Il CETA, ricorda Confcooperative, ha contribuito all’espansione delle esportazioni europee e italiane nei comparti ad alto valore aggiunto e identitario. E ha rafforzato la tutela delle indicazioni geografiche: prima del CETA la protezione nel rapporto UE-Canada era per vini e distillati, poi è stata estesa a 171 denominazioni agroalimentari, di cui 41 italiane, pari al 98% del valore dell’export italiano DOP/IGP verso il Canada. Inoltre, l’eliminazione del dazio canadese del 6,9% ha contribuito a incrementare le esportazioni di bevande, trainate dal vino, che hanno raggiunto la cifra di oltre 120 milioni di euro medi annui nel periodo post-CETA. La quota di mercato dei vini italiani in Canada è salita dall’8,2% nel 2013 al 10,7% stimato nel 2029. E mentre Francia e Italia rafforzano la leadership, altri come Australia e Cile perdono terreno.
“Il ritorno di politiche protezionistiche – prosegue Drei – sta rendendo sempre più instabili i mercati internazionali. Il Canada si attesta come partner affidabile e strategico. Il CETA ha consentito alle imprese italiane di diversificare i mercati di sbocco, riducendo i rischi e rafforzando la resilienza del nostro export. È la dimostrazione concreta di come gli accordi di libero scambio, se ben costruiti, possano sostenere crescita, qualità e competitività del Made in Italy”.
“Per le cantine cooperative il CETA rappresenta un caso concreto di come si possa crescere sui mercati internazionali puntando su qualità, identità e capacità di fare sistema”, evidenzia Luca Rigotti, presidente del Settore Vitivinicolo di Confcooperative Fedagripesca. “Oggi il 60% del nostro export è concentrato in soli dieci mercati e quasi il 30% nel Nord America: è evidente la necessità di una maggiore diversificazione.

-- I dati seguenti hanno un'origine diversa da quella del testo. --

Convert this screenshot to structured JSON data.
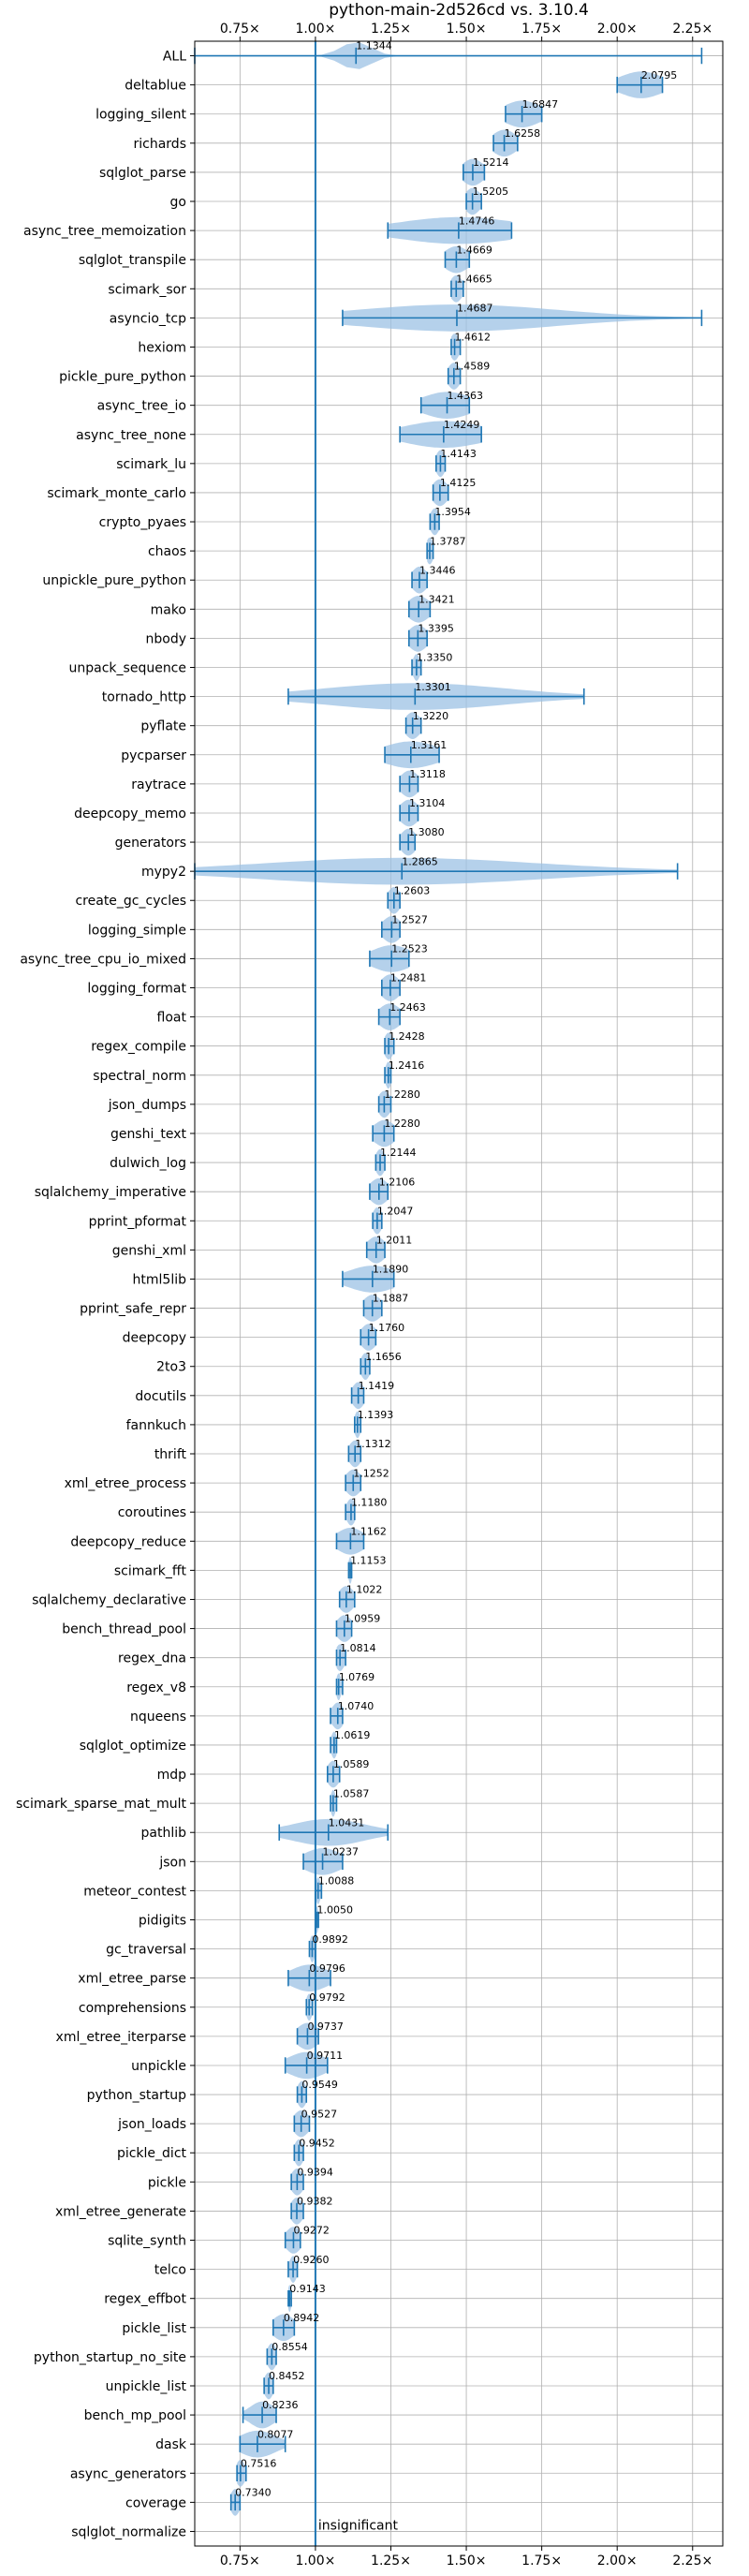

Per Confcooperative “gli accordi di libero scambio rimangono uno degli strumenti privilegiati per consentire alle imprese di aprire nuovi mercati, ma rappresentano al tempo stesso anche una sfida per stimolare investimenti in crescita dimensionale, rafforzare le economie di scala e avviare progetti condivisi di internazionalizzazione”, conclude Rigotti.